Craig's volunteer firefighters are a dedicated bunch.
When the fire board decided earlier this year that it no longer could afford to pay firefighters to respond to medical-assist calls, firefighters said they would continue to respond to nonrescue medical emergencies without pay.
"Everyone I talked to still will run, even if there's no pay, because it's a service to the community," Fire Chief Nichols said after the decision in February. "We want an opportunity to showcase our training, our dedication and our level of commitment to the community."
They're still doing it, Craig Fire/Rescue public information officer Doug Slaight said Tuesday.
Voting for the district's proposed mill levy increase won't change whether the firefighters are paid for these types of calls, but it will ensure that they're fully equipped to do a job we all depend on.

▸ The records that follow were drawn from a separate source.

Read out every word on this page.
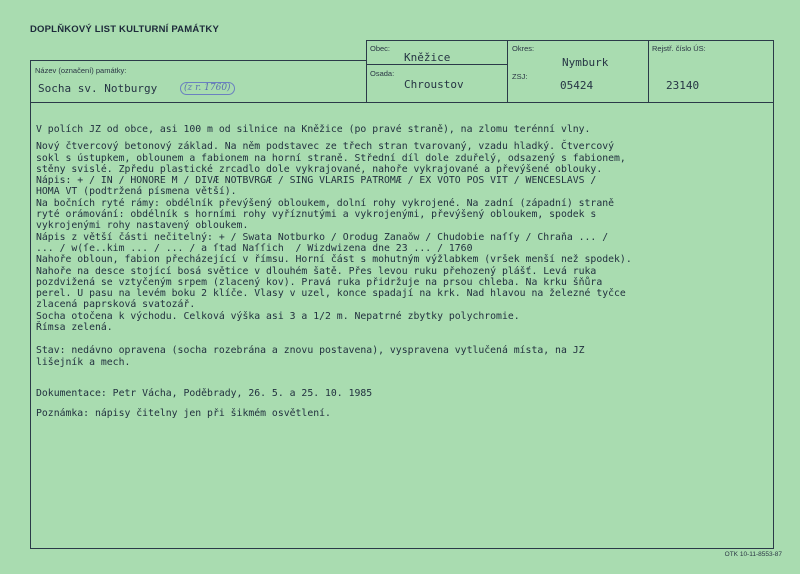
DOPLŇKOVÝ LIST KULTURNÍ PAMÁTKY
Název (označení) památky:
Socha sv. Notburgy	(z r. 1760)
Obec:
Kněžice
Osada:
Chroustov
Okres:
Nymburk
ZSJ:
05424
Rejstř. číslo ÚS:
23140

V polích JZ od obce, asi 100 m od silnice na Kněžice (po pravé straně), na zlomu terénní vlny.

Nový čtvercový betonový základ. Na něm podstavec ze třech stran tvarovaný, vzadu hladký. Čtvercový

sokl s ústupkem, oblounem a fabionem na horní straně. Střední díl dole zduřelý, odsazený s fabionem,

stěny svislé. Zpředu plastické zrcadlo dole vykrajované, nahoře vykrajované a převýšené oblouky.

Nápis: + / IN / HONORE M / DIVÆ NOTBVRGÆ / SING VLARIS PATROMÆ / EX VOTO POS VIT / WENCESLAVS /

HOMA VT (podtržená písmena větší).

Na bočních ryté rámy: obdélník převýšený obloukem, dolní rohy vykrojené. Na zadní (západní) straně

ryté orámování: obdélník s horními rohy vyříznutými a vykrojenými, převýšený obloukem, spodek s

vykrojenými rohy nastavený obloukem.

Nápis z větší části nečitelný: + / Swata Notburko / Orodug Zanaŏw / Chudobie naſſy / Chraňa ... /

... / w(ſe..kim ... / ... / a ſtad Naſſich  / Wizdwizena dne 23 ... / 1760

Nahoře obloun, fabion přecházející v římsu. Horní část s mohutným výžlabkem (vršek menší než spodek).

Nahoře na desce stojící bosá světice v dlouhém šatě. Přes levou ruku přehozený plášť. Levá ruka

pozdvižená se vztyčeným srpem (zlacený kov). Pravá ruka přidržuje na prsou chleba. Na krku šňůra

perel. U pasu na levém boku 2 klíče. Vlasy v uzel, konce spadají na krk. Nad hlavou na železné tyčce

zlacená paprsková svatozář.

Socha otočena k východu. Celková výška asi 3 a 1/2 m. Nepatrné zbytky polychromie.

Římsa zelená.

Stav: nedávno opravena (socha rozebrána a znovu postavena), vyspravena vytlučená místa, na JZ

lišejník a mech.

Dokumentace: Petr Vácha, Poděbrady, 26. 5. a 25. 10. 1985

Poznámka: nápisy čitelny jen při šikmém osvětlení.

OTK 10-11-8553-87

The only tax question on the November ballot, the measure would allow for a three-quarters of a mill increase, which translates into roughly $150,000 a year. If passed, it would increase taxes by about $6 a year on a home assessed at $110,000. It would raise the tax the fire department collects from the average homeowner from $15.89 to $21.62 per year.
According to fire officials, at least three vehicles need to be replaced in the next seven to 10 years, including a 1977 water tanker truck and the 1970 water tanker truck. The department also needs to replace breathing air compressors, outdated self-contained breathing apparatuses and the station's leaky roof. As the district's operating budget has decreased by almost $120,000 in the last decade because of deflation of the district's highest taxpayers, funds are no longer available for high-dollar expenditures.
The extra six bucks the firefighters are asking from the average taxpayer's pay will ensure that they can continue to respond to emergencies in a timely manner.
Fire officials are keenly aware that they are posing a tax increase in the wake of landslide defeat from voters two years ago. At that time, the district requested, among other things, money to build a state-of-the-art training center.
So they've lowered their aim and are asking for what now appear to be bare essentials: money for operating costs and capital equipment. The money won't be used for a training center or full-time salaries.
We expect emergency crews to be there for us when we need them.
Let's be there for them on Election Day.